The Pakistani lawyer putting his life on the line
‘In Pakistan, blasphemy is a crime punishable by death. To defend anyone accused of it – especially if they are part of the very poor Christian minority – is to risk a death sentence of one’s own, by mob rule,’ says Saif ul-Malook, the human rights lawyer who represented Asia Bibi – a Christian labourer who stood accused of blasphemy – in the country’s supreme court.
In June 2009, Asia, a mother of five, headed towards the fields surrounding her village of Ittanwala, around 40 miles south-east of Lahore. There, along with several other village women, she would work all day under the blistering sun, gathering fruit to sell at the market.
It was thirsty work. After several hours, they stopped for a break and Asia was told by her Muslim co-workers to go and fetch water. Returning from the well, Asia took a sip from the water pot she was carrying before handing it to the other women.
A fight broke out, with the Muslim women refusing to drink from the same pot as Asia, who, as a Christian, was considered to be impure and inferior.
Later that week, an angry mob – including members of the police force and the local Imam – broke into Asia’s house, dragged her into the street and violently assaulted her.
She was arrested and charged with blasphemy for defaming the Prophet Muhammad. With no legal representation, Asia would spend the next nine years on death row, in solitary confinement.
Asia’s case came to the world’s attention in 2010, when a prominent politician, Salman Taseer, appealed to the government for her release and vowed to reform the blasphemy law. A few weeks later, he was murdered by his own security guard, who shot him 27 times at point blank range in the middle of a busy market square.

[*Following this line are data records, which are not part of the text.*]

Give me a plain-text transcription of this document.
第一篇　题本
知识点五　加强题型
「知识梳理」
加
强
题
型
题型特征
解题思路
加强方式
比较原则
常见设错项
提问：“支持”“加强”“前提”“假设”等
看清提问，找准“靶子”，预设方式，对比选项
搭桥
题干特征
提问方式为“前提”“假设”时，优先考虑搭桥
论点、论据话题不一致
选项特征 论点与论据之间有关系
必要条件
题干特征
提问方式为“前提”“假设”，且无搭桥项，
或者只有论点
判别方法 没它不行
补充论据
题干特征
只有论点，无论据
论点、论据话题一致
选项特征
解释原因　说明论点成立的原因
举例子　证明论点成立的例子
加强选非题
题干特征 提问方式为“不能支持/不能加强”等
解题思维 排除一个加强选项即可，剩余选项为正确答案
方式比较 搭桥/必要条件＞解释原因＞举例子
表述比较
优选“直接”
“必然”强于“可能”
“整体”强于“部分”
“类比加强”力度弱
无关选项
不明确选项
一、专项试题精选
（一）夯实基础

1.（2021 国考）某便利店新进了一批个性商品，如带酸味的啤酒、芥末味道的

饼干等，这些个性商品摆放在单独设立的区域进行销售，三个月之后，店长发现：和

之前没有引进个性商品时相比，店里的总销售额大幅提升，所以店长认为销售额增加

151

Soon after, in 2011, Pakistan’s Minorities Minister Shabaz Bhatti, a fellow Christian, spoke out in defense of Asia. He was assassinated en route to work, hit by a hail if bullets as he sat in his car.
When Lahore-based lawyer Saif-ul-Malook, heard of Bibi’s plight, he took on her case. The furore this caused caught the attention of global media and, suddenly, he was thrust into the limelight.
Asia’s acquittal in 2018 caused rioting and mass protests across the country, and both she and Malook were subject to countless credible death threats.
For three days and nights, protesters rioted in an attempt to get the Supreme Court and government to reconsider.
Main roads were blocked, petrol bombs were thrown, images of Prime Minister Imran Khan were set alight in the streets. Schools, offices and shops pulled their shutters down, as protesters raged through the streets, calling for everyone involved in the defence to be executed.
In a special televised address to the nation, Prime Minister Imran Khan warned protestors not to ‘clash with the state’. Three days later, the government said it would meet with the organizers of the riots and try to reach some kind of a compromise.
‘Prime Minister Imran Khan is a brave and open person, who did not give in to pressure to overturn the ruling granting Asia Bibi her freedom,’ Saif tells me. ‘He does care for the human rights and the minority groups in Pakistan, but these blasphemy laws are open to abuse by people with personal grudges. The laws are three decades old but they will never change because of religious fervor amongst the voting public.’
‘This is my country. I’ve spent my whole life defending the poor and helpless here. Why should I stop?’ he asks.
‘Isn’t all human life valuable in the eyes of God?’
Eventually, Asia and her family fled Pakistan and began a new life in Canada. Though Saif was offered sanctuary in the Netherlands, he decided not to take it. Even now, he and his family are under police protection.
‘My loved ones are very supportive of what I do. They understand that I have dedicated my life to defending the rights of minorities, and, in particular, the Christian community and individuals accused of blasphemy cases.’
‘I am not frightened because I know that I have a lot of support throughout the world for my work, and that gives me the strength and courage to continue my mission in providing legal aid to all who are wrongly accused of blasphemy, regardless [of] the threat to my life.’
True to his word, Saif has just taken on a new case, defending a Christian couple – Shagufta Kauser, 45, and her husband Shafqat Masih, 35, who have both been sentenced to death, for allegedly sending text messages abusing the Prophet Mohammed. They are both illiterate.
‘I prefer to concentrate on what I can achieve in pulling people out of the gallows. I feel it’s my duty and obligation to so do, until the final day of my life.’